Seattle U.S. Attorney Jenny Durkan and Spokane U.S. Attorney Michael Ormsby wrote to Gregoire on Thursday, a day after Gregoire requested the Justice Department’s opinion on Washington state’s legislation.

They warned that the bills would permit large-scale marijuana cultivation and distribution and thus undermine the federal government’s anti-drug efforts.

“Accordingly, the department could consider civil and criminal legal remedies regarding those who set up marijuana growing facilities and dispensaries as they will be doing so in violation of federal law,” their letter said.

“Others who knowingly facilitate the actions of the licensees, including property owners, landlords and financiers should also know that their conduct violates federal law.”

Some marijuana activists said they were baffled that the governor would balk at signing the legislation.

Several other states have created dispensary licensing schemes without interference by the Justice Department, they noted.

“She’s making a mistake,” said Morgan Fox, spokesman for the Washington, D.C.-based Marijuana Policy Project.

“The letter from the U.S. attorneys says that they can prosecute, not that they will prosecute.

“In Maine, in Rhode Island, in New Jersey, those states all went ahead and set up a dispensary system. They haven’t received any threats or reaction from federal law enforcement.”

The American Civil Liberties Union of Washington, which has promoted the state’s legislation, echoed that.

Gregoire said it didn’t matter: “I don’t care what any other state does.”

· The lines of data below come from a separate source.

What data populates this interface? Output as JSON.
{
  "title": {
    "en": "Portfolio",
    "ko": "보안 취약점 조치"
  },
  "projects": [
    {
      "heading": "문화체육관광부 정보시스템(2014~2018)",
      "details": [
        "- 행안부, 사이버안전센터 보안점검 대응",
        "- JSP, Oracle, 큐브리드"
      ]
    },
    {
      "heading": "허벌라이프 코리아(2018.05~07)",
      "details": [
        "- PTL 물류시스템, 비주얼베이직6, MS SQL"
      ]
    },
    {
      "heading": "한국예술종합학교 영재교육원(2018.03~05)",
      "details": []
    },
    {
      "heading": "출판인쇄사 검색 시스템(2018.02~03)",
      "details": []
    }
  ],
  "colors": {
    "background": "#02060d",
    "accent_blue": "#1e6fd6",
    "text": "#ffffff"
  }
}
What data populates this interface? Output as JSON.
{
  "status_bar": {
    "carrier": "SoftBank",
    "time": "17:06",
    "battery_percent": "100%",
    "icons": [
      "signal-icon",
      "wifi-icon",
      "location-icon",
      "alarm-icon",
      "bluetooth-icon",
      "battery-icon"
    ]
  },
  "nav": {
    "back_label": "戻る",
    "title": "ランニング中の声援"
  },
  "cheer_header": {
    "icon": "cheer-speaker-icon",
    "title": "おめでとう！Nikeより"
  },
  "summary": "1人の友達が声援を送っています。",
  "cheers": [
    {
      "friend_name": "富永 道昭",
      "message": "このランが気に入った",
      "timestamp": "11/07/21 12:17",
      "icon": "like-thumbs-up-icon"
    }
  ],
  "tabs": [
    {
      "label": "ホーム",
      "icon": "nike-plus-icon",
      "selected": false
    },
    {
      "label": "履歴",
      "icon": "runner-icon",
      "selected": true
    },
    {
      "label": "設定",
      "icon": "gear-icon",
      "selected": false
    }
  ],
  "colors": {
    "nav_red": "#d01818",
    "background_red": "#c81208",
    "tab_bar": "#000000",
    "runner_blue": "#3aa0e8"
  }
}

Philip Dawdy, a spokesman for the Washington Cannabis Association, said he hoped to have a better idea by early next week regarding how the legislation might be changed to assuage the governor.

“It seems like what the feds are saying is they don’t want something that looks or smells like a commercial operation,” he said.

“So the question is how do you do a quasi-dispensary system without it being what the feds call a commercial operation?

“Call them dispensaries or cooperatives or collectives, but we’ve got to have some kind of place patients can go for safe access.”

Seattle medical marijuana attorney Douglas Hiatt suggested that patients might be better off if the legislation doesn’t become law.

Among other problems, he said, is that some provisions would give cities authority over zoning, taxing and other requirements, such as possibly demanding that dispensaries have exorbitant insurance policies to do business.

________

Associated Press writer Manuel Valdes contributed from Olympia.